C’est donc toute l’interaction de l’utilisateur avec les objets qui est à réinventer. Stefano Boni énonce l’importance de l’inconfort, qui va souvent de pair avec le soin : il oblige à plus d’attention envers les objets. Le marché s’est saisi de cette mission en proposant des expériences perçues comme inconfortables (il cite notamment les fermes pédagogiques mais aussi les camps de survie), qui nous éloigne de l’eau chaude et de l'électricité pour nous ramener dans une nature fantasmée. On peut désormais aller plus loin, avec les ruptures d’infrastructures qui menacent cet acheminement dans le quotidien des villes.

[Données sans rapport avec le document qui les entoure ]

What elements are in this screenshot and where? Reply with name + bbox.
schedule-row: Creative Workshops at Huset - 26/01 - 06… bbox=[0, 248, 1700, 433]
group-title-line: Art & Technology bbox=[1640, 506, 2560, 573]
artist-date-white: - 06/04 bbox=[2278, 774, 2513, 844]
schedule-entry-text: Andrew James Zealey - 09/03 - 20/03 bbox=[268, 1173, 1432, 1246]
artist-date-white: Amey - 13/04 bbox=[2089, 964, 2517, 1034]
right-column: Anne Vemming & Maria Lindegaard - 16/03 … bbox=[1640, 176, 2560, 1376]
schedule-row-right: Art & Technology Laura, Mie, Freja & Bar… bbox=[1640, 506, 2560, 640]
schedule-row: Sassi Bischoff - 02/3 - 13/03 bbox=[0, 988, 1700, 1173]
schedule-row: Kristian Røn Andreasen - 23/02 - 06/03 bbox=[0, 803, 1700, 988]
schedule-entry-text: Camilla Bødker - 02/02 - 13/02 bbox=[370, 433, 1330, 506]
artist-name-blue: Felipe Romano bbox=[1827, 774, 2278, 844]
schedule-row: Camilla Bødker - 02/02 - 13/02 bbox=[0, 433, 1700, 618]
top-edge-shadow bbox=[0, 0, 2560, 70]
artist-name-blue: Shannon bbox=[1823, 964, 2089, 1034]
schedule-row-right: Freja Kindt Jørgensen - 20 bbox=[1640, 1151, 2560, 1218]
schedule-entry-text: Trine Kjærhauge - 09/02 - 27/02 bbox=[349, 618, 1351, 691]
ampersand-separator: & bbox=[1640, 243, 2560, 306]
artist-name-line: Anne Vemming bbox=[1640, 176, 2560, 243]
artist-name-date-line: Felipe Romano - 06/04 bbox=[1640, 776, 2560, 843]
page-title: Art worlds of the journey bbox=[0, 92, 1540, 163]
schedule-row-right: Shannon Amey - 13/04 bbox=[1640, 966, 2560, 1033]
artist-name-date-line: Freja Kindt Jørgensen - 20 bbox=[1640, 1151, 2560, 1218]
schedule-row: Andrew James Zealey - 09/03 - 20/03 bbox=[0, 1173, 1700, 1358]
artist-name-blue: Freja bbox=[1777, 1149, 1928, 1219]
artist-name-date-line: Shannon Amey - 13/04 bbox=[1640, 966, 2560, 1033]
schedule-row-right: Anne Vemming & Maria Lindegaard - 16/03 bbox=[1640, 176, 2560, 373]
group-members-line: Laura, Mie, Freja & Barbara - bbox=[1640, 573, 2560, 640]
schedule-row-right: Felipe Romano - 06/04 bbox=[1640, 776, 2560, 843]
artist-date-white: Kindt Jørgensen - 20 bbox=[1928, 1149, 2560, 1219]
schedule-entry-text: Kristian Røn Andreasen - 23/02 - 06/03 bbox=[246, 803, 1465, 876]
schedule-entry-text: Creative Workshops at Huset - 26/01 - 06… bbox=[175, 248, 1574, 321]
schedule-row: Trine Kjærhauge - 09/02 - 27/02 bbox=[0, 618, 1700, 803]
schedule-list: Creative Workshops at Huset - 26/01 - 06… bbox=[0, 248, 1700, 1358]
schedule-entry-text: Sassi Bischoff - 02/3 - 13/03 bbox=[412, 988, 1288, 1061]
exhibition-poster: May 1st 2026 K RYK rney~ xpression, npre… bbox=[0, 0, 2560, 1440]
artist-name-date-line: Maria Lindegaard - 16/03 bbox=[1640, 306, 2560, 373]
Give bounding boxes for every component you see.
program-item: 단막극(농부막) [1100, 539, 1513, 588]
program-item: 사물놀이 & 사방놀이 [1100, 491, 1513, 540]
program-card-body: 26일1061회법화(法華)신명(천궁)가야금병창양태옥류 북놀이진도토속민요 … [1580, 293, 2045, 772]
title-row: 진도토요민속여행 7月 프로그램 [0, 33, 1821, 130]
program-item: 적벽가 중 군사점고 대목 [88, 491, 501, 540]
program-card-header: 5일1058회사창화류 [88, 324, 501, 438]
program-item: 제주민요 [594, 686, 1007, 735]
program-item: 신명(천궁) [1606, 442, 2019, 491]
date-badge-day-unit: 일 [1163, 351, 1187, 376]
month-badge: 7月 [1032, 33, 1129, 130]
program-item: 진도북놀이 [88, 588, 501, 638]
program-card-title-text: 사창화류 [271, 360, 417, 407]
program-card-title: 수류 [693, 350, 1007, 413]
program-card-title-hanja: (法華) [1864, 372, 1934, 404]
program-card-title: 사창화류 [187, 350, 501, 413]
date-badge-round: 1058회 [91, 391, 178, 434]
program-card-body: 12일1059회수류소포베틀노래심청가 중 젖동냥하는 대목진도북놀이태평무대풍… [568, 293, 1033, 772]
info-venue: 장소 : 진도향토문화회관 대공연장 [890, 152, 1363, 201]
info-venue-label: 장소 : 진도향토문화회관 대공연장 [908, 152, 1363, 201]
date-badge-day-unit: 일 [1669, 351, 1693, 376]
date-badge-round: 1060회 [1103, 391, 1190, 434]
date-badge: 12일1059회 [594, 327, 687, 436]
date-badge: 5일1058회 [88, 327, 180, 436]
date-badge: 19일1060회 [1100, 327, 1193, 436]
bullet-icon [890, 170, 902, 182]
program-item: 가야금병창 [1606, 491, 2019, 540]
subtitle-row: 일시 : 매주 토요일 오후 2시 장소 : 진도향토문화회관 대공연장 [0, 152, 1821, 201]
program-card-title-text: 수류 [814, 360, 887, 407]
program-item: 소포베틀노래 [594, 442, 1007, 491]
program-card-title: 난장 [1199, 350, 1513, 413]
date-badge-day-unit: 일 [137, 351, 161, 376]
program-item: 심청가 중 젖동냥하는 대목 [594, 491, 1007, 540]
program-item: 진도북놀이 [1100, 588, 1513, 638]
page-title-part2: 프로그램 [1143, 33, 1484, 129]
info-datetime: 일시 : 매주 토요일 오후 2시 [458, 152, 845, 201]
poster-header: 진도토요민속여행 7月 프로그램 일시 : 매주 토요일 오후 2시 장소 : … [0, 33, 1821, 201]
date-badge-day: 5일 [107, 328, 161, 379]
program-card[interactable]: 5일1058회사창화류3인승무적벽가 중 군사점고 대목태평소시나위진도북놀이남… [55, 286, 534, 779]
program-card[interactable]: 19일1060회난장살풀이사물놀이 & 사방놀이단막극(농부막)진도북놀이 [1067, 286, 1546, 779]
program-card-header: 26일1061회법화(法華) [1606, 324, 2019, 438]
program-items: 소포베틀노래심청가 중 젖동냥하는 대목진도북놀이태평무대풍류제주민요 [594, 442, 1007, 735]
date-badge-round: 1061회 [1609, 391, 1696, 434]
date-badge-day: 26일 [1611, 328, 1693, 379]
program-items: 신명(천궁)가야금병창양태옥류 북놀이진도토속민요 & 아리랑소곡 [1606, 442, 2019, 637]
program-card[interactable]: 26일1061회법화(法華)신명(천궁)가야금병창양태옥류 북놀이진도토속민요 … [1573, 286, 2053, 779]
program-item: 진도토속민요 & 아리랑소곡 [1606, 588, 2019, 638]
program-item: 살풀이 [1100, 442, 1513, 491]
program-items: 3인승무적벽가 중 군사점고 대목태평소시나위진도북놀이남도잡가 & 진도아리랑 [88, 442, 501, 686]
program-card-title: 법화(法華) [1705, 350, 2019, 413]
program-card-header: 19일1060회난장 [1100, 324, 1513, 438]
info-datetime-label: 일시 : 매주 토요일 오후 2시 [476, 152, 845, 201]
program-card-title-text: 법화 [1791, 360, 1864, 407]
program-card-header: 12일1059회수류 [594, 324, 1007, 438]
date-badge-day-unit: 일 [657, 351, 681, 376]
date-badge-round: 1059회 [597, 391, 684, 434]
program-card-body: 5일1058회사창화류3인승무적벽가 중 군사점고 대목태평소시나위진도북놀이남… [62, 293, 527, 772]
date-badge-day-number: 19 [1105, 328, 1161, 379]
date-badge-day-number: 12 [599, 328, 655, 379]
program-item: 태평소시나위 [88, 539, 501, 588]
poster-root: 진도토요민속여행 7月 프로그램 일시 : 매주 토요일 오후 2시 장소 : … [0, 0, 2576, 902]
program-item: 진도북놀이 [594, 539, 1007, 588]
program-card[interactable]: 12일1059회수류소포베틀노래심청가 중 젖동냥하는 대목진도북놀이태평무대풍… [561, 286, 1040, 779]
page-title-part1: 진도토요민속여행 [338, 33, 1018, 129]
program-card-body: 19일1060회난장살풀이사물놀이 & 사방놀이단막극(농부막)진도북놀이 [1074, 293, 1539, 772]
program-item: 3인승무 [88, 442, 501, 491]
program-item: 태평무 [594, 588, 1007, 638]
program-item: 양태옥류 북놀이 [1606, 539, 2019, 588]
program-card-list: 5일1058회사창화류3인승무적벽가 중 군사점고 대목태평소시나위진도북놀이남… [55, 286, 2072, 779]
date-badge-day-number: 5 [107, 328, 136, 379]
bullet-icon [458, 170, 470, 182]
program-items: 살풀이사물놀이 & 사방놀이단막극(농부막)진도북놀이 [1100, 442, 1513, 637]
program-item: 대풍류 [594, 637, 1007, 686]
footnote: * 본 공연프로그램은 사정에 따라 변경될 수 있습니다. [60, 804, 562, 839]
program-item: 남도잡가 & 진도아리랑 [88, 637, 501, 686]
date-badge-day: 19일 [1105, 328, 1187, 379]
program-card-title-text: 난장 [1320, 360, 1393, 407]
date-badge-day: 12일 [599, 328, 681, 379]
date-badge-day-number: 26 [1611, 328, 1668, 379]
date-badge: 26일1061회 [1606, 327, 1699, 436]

La remise en question est nécessairement plus profonde : de quoi sommes-nous prêts à nous passer ? Quel prix mettons-nous sur notre indépendance ? Serions-nous capables de retourner au lavoir (à supposer qu’il y reste de l’eau) ?
Mais ce n’est pas vers une version “amish” ou dépouillée que s’oriente pour le moment notre monde ultra connecté. Les légumes sont devenus trop chers : qu’à cela ne tienne, des applications proposent désormais de les payer en quatre fois sans frais, réinventant le crédit dans les épiceries d’autres temps de pénurie. L’électricité se fait rare : on pense à acquérir des générateurs avant de questionner son usage dans les écrans de publicité et l’éclairage nocturne des bureaux. Concernant nos ressources, il n’y a pas de retour en arrière possible. Mais l’histoire a prouvé l’adaptabilité des usages, pour peu qu’on en comprenne les motivations et les contraintes véritables. Un passionnant travail de design s’annonce.